New York Case Law Update
Wednesday, October 21, 2015 | 347 | 0 | min read
NEW! Quinones v. Olmstead Props. Inc., 2015 NY Slip Op 07571, (10/15/2015): A billboard company employee who fell off a stack of concrete blocks should not have been granted partial summary judgment on his Labor Law Section 240(1) claim because of conflicting evidence about whether his employer had provided the proper equipment but the claimant did not use it, the 1st Department of the New York Supreme Court Appellate Division ruled in a 3-2 decision.
NEW! Begley v. DiNapoli, 520374, (10/08/2015): A worker's fall in an icy parking lot was not an "accident" entitling him to accidental disability retirement benefits, a New York appellate court ruled.
NEW! Savage v. American Home Care Supply, (10/08/2015): A report by an independent medical examiner attributing 80% of a worker's disability to a 2003 injury was not sufficient to qualify a carrier to be reimbursed by the Special Disability Fund, a New York appellate court ruled.
NEW! Muth v. Mohammad, 15022 301314/10, (10/06/2015): A New York appellate court rejected a malpractice claim against a psychologist's office for its alleged failure to prevent an injured worker from committing suicide.
Ugbomah v. Edison Parking Corp., 2014-04006, (09/30/2015): A New York appellate court ruled that the Workers' Compensation Law did not bar a worker's lawsuit against the owners and managers of a property where the worker was allegedly injured, but that the property owners and managers were still entitled to dismissal of the worker's claim as a matter of law.
Gonzalez v. Wu, 2014-00483, (09/30/2015): A New York appellate court ruled that an injured worker was entitled to a new hearing on the amount of damages owed to him after his former employer failed to pay his award for his retaliatory discharge claim.
Moreira v. Ponzo, 2014-09244, (09/16/2015): A New York appellate court ruled that the protections of Labor Law Sections 240(1) and 241(6) are afforded to workers engaged in tree removal work that's being undertaken during the repair of a structure.
Wilson v. A. H. Harris & Sons, 2014-09336, (09/16/2015): A New York appellate court ruled that a staffing company's employee could not sue his employer's client in tort for his injuries while working for the client.
Rossi v. Flying Horse Farm, 2014-00935, (09/16/2015): A New York appellate court ruled that a barn, which contained an office and sleeping quarters behind the horse stalls, did not qualify as a single family residence exempt from the Labor Law.
Segota v. Tishman Construction Corp., 15421 108049/10, (09/15/2015): A New York appellate court ruled that an injured construction worker was entitled to a new trial on the amount of damages he was owed for his Labor Law claim.
Kutza v.
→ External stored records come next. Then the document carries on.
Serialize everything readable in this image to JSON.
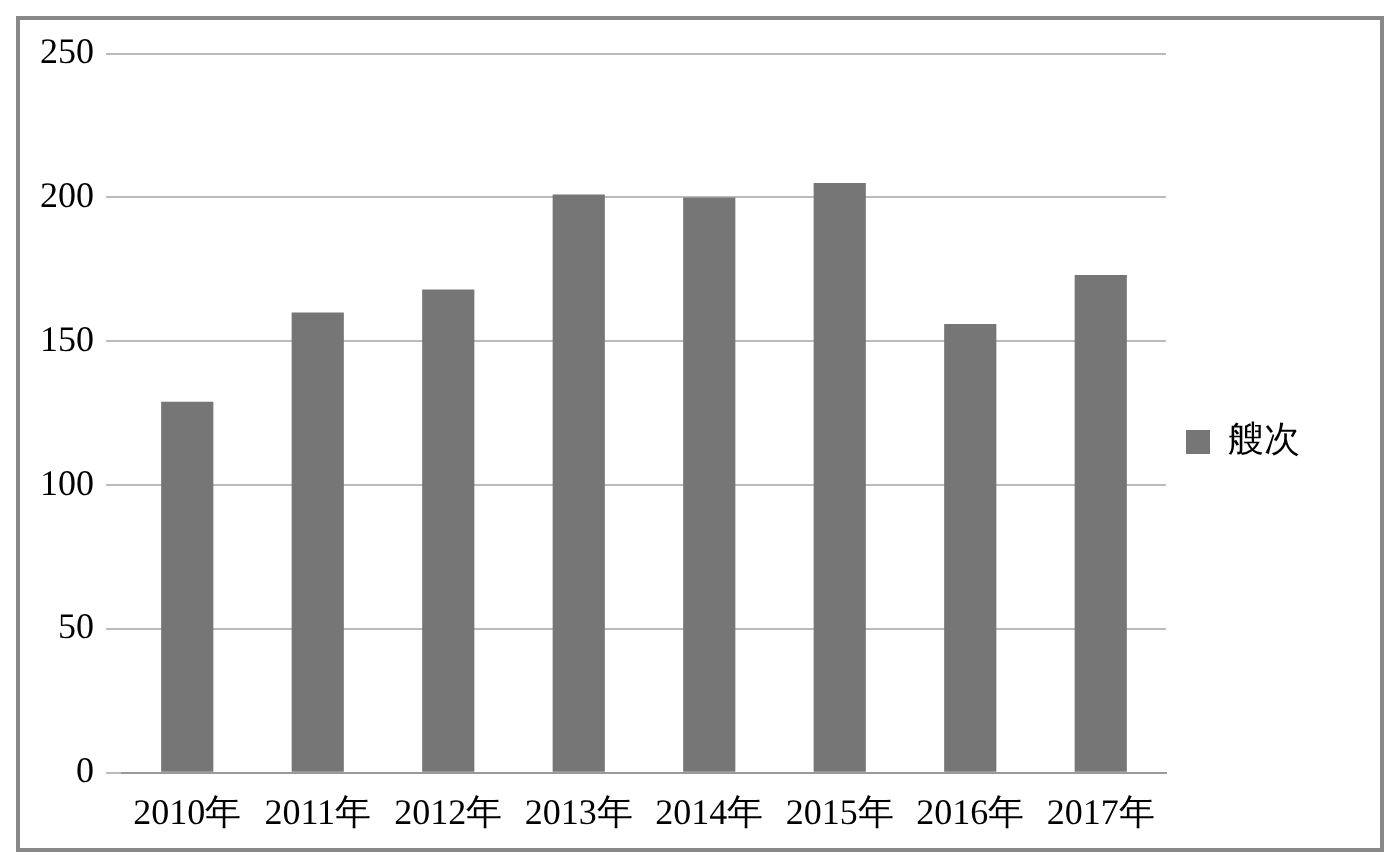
{
  "chart_data": {
    "type": "bar",
    "categories": [
      "2010年",
      "2011年",
      "2012年",
      "2013年",
      "2014年",
      "2015年",
      "2016年",
      "2017年"
    ],
    "series": [
      {
        "name": "艘次",
        "color": "#767676",
        "values": [
          129,
          160,
          168,
          201,
          200,
          205,
          156,
          173
        ]
      }
    ],
    "ylim": [
      0,
      250
    ],
    "yticks": [
      0,
      50,
      100,
      150,
      200,
      250
    ],
    "grid": "y",
    "legend": "right"
  }
}
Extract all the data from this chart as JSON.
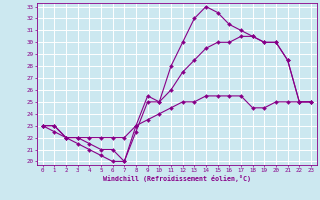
{
  "xlabel": "Windchill (Refroidissement éolien,°C)",
  "xlim": [
    -0.5,
    23.5
  ],
  "ylim": [
    19.7,
    33.3
  ],
  "xticks": [
    0,
    1,
    2,
    3,
    4,
    5,
    6,
    7,
    8,
    9,
    10,
    11,
    12,
    13,
    14,
    15,
    16,
    17,
    18,
    19,
    20,
    21,
    22,
    23
  ],
  "yticks": [
    20,
    21,
    22,
    23,
    24,
    25,
    26,
    27,
    28,
    29,
    30,
    31,
    32,
    33
  ],
  "bg_color": "#cce8f0",
  "line_color": "#880088",
  "grid_color": "#ffffff",
  "line1_x": [
    0,
    1,
    2,
    3,
    4,
    5,
    6,
    7,
    8,
    9,
    10,
    11,
    12,
    13,
    14,
    15,
    16,
    17,
    18,
    19,
    20,
    21,
    22,
    23
  ],
  "line1_y": [
    23,
    23,
    22,
    21.5,
    21,
    20.5,
    20,
    20,
    22.5,
    25,
    25,
    28,
    30,
    32,
    33,
    32.5,
    31.5,
    31,
    30.5,
    30,
    30,
    28.5,
    25,
    25
  ],
  "line2_x": [
    0,
    1,
    2,
    3,
    4,
    5,
    6,
    7,
    8,
    9,
    10,
    11,
    12,
    13,
    14,
    15,
    16,
    17,
    18,
    19,
    20,
    21,
    22,
    23
  ],
  "line2_y": [
    23,
    22.5,
    22,
    22,
    21.5,
    21,
    21,
    20,
    23,
    25.5,
    25,
    26,
    27.5,
    28.5,
    29.5,
    30,
    30,
    30.5,
    30.5,
    30,
    30,
    28.5,
    25,
    25
  ],
  "line3_x": [
    0,
    1,
    2,
    3,
    4,
    5,
    6,
    7,
    8,
    9,
    10,
    11,
    12,
    13,
    14,
    15,
    16,
    17,
    18,
    19,
    20,
    21,
    22,
    23
  ],
  "line3_y": [
    23,
    23,
    22,
    22,
    22,
    22,
    22,
    22,
    23,
    23.5,
    24,
    24.5,
    25,
    25,
    25.5,
    25.5,
    25.5,
    25.5,
    24.5,
    24.5,
    25,
    25,
    25,
    25
  ]
}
Bovis Lend Lease, 15695 116427/04, (09/08/2015):A New York appellate court ruled that a worker could not be held partially at fault for his fall on debris at a construction site, and that he was entitled to a four-fold increase in his award of damages for his pain and suffering.
O'Brien v. Port Authority of New York and New Jersey, 13616 114853/10, (09/08/2015): A divided New York appellate court panel ruled that a worker who slipped and fell in the rain while descending a temporary staircase at the World Trade Center construction site was entitled to summary judgment on his Labor Law Section 240(1) claim.
Page v. Liberty Central School District, 519966, (09/03/2015): A New York appellate court ruled that a school librarian was not entitled to develop the record as to the extent of her alleged disability from her workplace exposure to mold.
Sheng v. Time Warner Cable, 518653, (09/03/2015): A New York appellate court ruled that a worker lost the ability to challenge the propriety of the denial of her claim for permanent disability benefits by appealing only the decision of the Workers' Compensation Board denying her request for reconsideration after the board found she was not permanently disabled.